The 2011 Asia Society Bernard Schwartz Book Award Nominations
Posted: September 1st, 2011 | No Comments »Five books noted for their outstanding contributions to the understanding of contemporary Asia have been chosen as finalists for the 2011 Asia Society Bernard Schwartz Book Award.
The finalists were selected from more than 110 nominations submitted by U.S. and Asia-based publishers for books published in 2010. The books are:
- Mao’s Great Famine: A History of China’s Most Devastating Catastrophe, 1958-1962 by Frank Dikötter (Walker & Company)
- No Man’s Land: Globalization, Territory, and Clandestine Groups in Southeast Asia by Justin V. Hastings (Cornell University Press)
- The Party: The Secret World of China’s Communist Rulers by Richard McGregor (HarperCollins Publishers)
- Ordering Power: Contentious Politics and Authoritarian Leviathans in Southeast Asia by Dan Slater (Cambridge University Press)
- Paths to Development in Asia: South Korea, Vietnam, China, and Indonesia by Tuong Vu (Cambridge University Press
I have to say that I’ve not read all of them.
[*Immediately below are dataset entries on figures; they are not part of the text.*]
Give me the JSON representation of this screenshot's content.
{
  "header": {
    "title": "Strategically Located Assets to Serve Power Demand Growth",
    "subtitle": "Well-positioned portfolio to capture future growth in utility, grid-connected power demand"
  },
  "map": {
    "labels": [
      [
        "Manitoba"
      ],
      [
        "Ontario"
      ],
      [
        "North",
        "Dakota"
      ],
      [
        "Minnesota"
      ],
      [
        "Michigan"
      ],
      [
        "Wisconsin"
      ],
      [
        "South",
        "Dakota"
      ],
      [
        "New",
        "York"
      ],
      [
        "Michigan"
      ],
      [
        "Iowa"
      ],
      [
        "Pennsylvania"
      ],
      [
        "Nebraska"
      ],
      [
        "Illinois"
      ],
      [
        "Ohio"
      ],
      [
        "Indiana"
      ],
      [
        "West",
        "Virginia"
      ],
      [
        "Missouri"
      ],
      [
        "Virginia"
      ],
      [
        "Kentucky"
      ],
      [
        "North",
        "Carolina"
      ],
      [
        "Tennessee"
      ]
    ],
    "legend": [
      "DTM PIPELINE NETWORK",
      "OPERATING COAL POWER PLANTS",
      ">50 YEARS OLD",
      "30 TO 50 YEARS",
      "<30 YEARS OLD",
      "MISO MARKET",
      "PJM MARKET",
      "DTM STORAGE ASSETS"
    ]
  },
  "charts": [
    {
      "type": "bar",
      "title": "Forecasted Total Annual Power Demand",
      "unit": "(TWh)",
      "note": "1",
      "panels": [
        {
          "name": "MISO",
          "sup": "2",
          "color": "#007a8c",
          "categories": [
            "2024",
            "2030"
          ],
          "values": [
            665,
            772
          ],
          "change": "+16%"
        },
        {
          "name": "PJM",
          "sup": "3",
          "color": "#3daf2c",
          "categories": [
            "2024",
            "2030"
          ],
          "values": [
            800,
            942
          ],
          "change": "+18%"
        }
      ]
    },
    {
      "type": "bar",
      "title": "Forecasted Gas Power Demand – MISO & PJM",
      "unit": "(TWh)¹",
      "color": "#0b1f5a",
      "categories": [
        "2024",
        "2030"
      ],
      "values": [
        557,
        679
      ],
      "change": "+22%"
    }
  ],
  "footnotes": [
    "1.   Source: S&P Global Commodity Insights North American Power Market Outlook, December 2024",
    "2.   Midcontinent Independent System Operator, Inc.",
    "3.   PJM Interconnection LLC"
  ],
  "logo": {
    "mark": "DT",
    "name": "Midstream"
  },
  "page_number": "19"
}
For my money (and reading so far) McGregor’s book on the Party is an important tome, especially as it shows how so many Chinese companies broke the listing regulations of foreign stock exchanges by never declaring the Party’s interest in them. Richard did a great job in digging around on the machinations of the CCP. I think Dikotter’s reputation is also excellent and the famines in China an important subject. I’d highly recommend Dikotter’s The Age of Openness: China Before Mao, one of the best short summations of modern Chinese history I think.
As to who will win, well who knows? The judging panel are a bit dreary, all formal types and no mavericks – see there photos on the web site and they look like the board of a mid-western grocery chain. Shame they couldn’t have sexed up the jury to make things more exciting. Still, it’s the Asia Society, hardly the funkiest organisation in town!